Herzlichen Dank für die zahlreichen Antworten,

ich habe gestern nun Brennspiritus verwendet für meine botanischen Schnitte, jenen der offensichtlich mit schon unter die Regelung ab 2017 fällt und beim Verdünnen mit Wasser nicht milchig wird.
Scheint funktioniert zu haben - ich hoffe es gibt keine Überraschung die nächsten Tag, wenn die Präparate komplett durchgehärtet(durchgetrocknet) sind.
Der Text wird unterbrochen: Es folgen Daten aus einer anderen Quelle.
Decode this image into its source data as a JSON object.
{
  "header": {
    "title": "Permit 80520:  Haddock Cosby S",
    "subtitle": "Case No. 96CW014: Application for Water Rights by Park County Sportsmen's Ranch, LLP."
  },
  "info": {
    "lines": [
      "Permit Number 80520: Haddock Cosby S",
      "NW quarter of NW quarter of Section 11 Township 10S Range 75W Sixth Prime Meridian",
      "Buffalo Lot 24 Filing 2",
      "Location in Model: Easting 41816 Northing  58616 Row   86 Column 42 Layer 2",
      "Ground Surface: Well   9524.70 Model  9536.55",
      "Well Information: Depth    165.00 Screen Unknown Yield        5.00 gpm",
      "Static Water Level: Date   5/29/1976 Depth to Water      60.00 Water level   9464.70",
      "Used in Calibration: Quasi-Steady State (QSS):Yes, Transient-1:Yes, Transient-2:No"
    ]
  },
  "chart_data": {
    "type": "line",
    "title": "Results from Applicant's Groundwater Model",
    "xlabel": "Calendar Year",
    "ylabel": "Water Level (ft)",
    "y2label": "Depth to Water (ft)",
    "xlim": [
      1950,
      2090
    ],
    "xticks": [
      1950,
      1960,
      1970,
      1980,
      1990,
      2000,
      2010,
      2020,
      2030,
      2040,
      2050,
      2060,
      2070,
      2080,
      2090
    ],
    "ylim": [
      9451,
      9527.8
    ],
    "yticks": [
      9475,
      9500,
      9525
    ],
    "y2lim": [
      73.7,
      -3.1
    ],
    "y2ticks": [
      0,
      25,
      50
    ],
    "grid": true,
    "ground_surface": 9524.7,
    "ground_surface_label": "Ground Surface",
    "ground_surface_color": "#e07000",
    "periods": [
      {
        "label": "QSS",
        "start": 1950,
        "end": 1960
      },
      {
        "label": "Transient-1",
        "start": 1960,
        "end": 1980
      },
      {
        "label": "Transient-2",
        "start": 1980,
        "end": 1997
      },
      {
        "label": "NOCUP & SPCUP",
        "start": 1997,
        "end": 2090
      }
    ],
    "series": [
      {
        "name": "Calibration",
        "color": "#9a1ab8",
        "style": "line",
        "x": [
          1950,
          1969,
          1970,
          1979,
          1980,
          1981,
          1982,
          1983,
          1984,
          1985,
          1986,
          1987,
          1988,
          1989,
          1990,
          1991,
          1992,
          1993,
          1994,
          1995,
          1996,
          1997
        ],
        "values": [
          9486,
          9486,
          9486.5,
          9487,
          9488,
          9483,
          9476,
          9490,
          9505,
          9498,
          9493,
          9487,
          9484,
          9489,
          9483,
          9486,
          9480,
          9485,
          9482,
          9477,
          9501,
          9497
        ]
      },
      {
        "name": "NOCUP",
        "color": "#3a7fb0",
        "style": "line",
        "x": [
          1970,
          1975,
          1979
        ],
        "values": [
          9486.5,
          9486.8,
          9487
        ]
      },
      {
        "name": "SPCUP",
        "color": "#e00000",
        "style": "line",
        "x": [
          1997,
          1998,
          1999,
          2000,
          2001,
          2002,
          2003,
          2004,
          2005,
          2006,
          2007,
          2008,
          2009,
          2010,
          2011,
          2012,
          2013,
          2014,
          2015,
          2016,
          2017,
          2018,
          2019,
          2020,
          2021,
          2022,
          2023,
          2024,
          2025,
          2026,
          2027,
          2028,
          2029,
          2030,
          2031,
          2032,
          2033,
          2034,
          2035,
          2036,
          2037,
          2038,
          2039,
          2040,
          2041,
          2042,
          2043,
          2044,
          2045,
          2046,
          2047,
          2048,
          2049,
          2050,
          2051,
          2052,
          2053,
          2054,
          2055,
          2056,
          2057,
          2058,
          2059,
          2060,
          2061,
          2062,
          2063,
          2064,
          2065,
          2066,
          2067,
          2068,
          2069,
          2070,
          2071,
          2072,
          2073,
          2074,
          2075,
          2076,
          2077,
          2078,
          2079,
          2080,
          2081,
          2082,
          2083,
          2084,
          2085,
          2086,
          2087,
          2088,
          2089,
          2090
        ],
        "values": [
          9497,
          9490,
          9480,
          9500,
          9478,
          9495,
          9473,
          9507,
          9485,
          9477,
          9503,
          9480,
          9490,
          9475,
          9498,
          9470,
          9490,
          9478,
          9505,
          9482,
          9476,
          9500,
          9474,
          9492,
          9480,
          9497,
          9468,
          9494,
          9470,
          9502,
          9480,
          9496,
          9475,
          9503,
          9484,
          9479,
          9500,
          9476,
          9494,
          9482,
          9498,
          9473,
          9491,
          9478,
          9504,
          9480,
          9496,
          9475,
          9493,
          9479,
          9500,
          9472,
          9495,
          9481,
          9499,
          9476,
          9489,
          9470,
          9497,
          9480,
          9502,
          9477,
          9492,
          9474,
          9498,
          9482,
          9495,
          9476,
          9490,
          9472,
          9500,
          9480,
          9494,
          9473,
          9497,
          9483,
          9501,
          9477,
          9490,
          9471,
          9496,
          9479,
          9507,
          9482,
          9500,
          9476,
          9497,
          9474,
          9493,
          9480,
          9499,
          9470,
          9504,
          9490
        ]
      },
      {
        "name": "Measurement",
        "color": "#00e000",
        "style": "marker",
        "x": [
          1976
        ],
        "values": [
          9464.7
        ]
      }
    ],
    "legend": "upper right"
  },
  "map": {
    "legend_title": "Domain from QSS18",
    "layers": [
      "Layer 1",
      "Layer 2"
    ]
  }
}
Ich bin erfreut, weil ihr gewisse Dinge beantwortet habt, die ich noch lösen wollte, wie die Alkoholspindel, für die
Frage die ich mir gestellt habe, wie ich die Konzentration des Alkohols wohl am besten messen kann. Ja, natürlich mit einer Alkoholspindel.   :D

Danke auch für den Hinweis auf den Ethanol für Ethanol-Kamine!  ;D

LG
Leo


jochen53

#13
Hallo Leo,

wenn es bei der Gehaltsbestimmung darum geht, ob das Ethanol 92% oder 89% hat oder der Wodka 38% oder 40%, dann ist m.M.n. die Spindel ausreichend. Wenn es aber  um die Entwässerung von Präparaten zur Einbettung in feuchtigkeitsempfindliche Medien geht, glaube ich, daß die Spindel zwischen 100% Ethanol und 97% nicht genügend genau ist.